- Larger debt signals the completion of a bachelor’s degree or a graduate degree, which is highly correlated with higher earning potential and economic stability.
- Fannie Mae offers a student loan cash-out refinance program where borrowers can pay off their student loan debt by using a home loan refinance.
- Illinois and Maryland have developed SmartBuy programs that help potential first-time homeowners who have student loans.
- The Biden administration stopped accepting applications for its relief on Friday after a federal district judge in Texas struck down its plan.
A white high school dropout has a better chance of owning a home than a Black college grad.
That's according to new research from the Urban Institute, which found that while plenty of homebuyers have student loan debt, less access to generational wealth among young Black adults is a root cause of higher student debt burdens and a substantial barrier to accessing homeownership.
The inability to repay debt or build generational wealth through homeownership contributes to the widening of the racial wealth gap, the Urban Institute said. In its report, researchers offer policy solutions to mitigate the effects of student loan debt on mortgage lending and homeownership, and discuss the impact they have on closing the racial homeownership gap. This includes flexibility in the treatment of student loan debt for mortgage lending, merging student loans into mortgage debt, and utilizing state programs to subsidize borrowers’ down payments.
The homeownership rate among young (age 25 to 40) Black bachelor’s degree recipients is lower than that of young white adults who did not complete high school, according to the report. Homeownership levels among young adults have been falling for all racial and ethnic groups since the year 2000, but the decline has been steepest for Black households, which experienced an 11% homeownership rate decline between 2000-19.
Additionally, Black bachelor’s degree recipients are more likely than others to graduate with student loan debt, and are more likely to struggle with delinquency and default.

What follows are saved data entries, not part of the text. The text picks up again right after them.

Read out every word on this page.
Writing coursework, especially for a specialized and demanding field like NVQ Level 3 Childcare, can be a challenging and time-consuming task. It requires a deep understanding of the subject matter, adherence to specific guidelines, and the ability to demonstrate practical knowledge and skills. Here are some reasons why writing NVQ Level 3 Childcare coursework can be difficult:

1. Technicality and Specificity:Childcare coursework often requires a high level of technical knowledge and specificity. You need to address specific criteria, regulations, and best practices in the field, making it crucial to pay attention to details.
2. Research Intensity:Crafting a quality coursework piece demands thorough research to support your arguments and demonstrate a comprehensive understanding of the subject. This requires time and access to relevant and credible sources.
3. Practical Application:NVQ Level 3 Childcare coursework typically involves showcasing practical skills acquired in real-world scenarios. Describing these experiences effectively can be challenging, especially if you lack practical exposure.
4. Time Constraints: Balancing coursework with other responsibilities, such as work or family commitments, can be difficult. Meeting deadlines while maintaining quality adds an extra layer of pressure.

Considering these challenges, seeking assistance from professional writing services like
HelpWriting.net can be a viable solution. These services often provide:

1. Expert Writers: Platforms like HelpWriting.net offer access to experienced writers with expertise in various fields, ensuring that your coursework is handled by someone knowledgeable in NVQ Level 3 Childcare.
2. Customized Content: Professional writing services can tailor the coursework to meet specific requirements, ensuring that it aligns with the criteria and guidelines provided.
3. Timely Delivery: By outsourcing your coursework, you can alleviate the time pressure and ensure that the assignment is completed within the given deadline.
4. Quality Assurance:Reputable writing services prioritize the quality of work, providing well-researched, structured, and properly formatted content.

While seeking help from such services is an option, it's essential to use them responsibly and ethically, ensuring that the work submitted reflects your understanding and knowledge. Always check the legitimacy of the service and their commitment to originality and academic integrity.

Among a cohort of college students who enrolled in the 2003-04 academic year, about half of Black borrowers defaulted on their loans by 2017. This is substantially higher than the 29% default rate for all borrowers and a 21% default rate for white borrowers.
Researchers from the Urban Institute support and suggest changes to the following policy solutions:
- Flexibility in treatment of student loan debt for mortgage lending. Lenders have revised lending standards to better account for how student loan debt affects lending risk. Those who have debt for their education have at least some college experience, and larger debt signals the completion of a bachelor’s or graduate degree, which is highly correlated with higher earning potential and economic stability. Recognizing this relationship and income-driven repayment (IDR) options for federal borrowers, lenders have revised how they incorporate student loan debt into the debt-to-income ratio (DTI). Research shows those who enter IDR have a lower likelihood of defaulting on their student loans. IDR options can also help Black borrowers lower their DTI ratios and reduce negative impacts on their credit scores.
- Merging student loans into mortgage debt. Some mortgage lenders have partnered with Fannie Mae to offer a student loan cash-out refinance program where borrowers can pay off their student loan debt by using a home loan refi. This would benefit some borrowers by providing a lower interest rate and longer repayment period, effectively lowering monthly payments. However, for federal student loan borrowers, this cash-out method would remove the federal borrower safety nets, such as IDR, deferment and forbearance options, the pandemic student loan pause, and eligibility for student loan forgiveness. The recent interest rate hikes have also made this option less attractive.
- State programs to subsidize borrowers’ down payments. Illinois and Maryland have developed SmartBuy programs that help potential first-time homeowners who have student loans. Borrowers would receive up to $30,000 (Maryland) and $40,000 (Illinois) in assistance to pay down their student loan debt. Borrowers have to meet certain credit eligibility requirements, which may exclude borrowers who need assistance the most. This includes a relatively high credit score and income, limiting the impact on reducing the racial homeownership gap. Black young adults, on average, have lower incomes and credit scores than white adults.
The Biden administration also announced a plan to forgive $10,000 to $20,000 in student loan debt for eligible borrowers, as well as provide a more generous IDR, and offer borrowers who defaulted on student loans an easier path to become current on their loans.
But attempts to get this policy in motion continue to be thwarted. On Nov. 14, a federal appeals court issued a nationwide injunction temporarily barring the administration’s student debt relief program. The ruling is only the latest in a series of legal challenges to Biden’s plan to cancel up to $20,000 in student loan debt for millions of Americans.
The Biden administration stopped accepting applications for its relief on Friday after a federal district judge in Texas struck down its plan Thursday evening, calling it “unconstitutional.”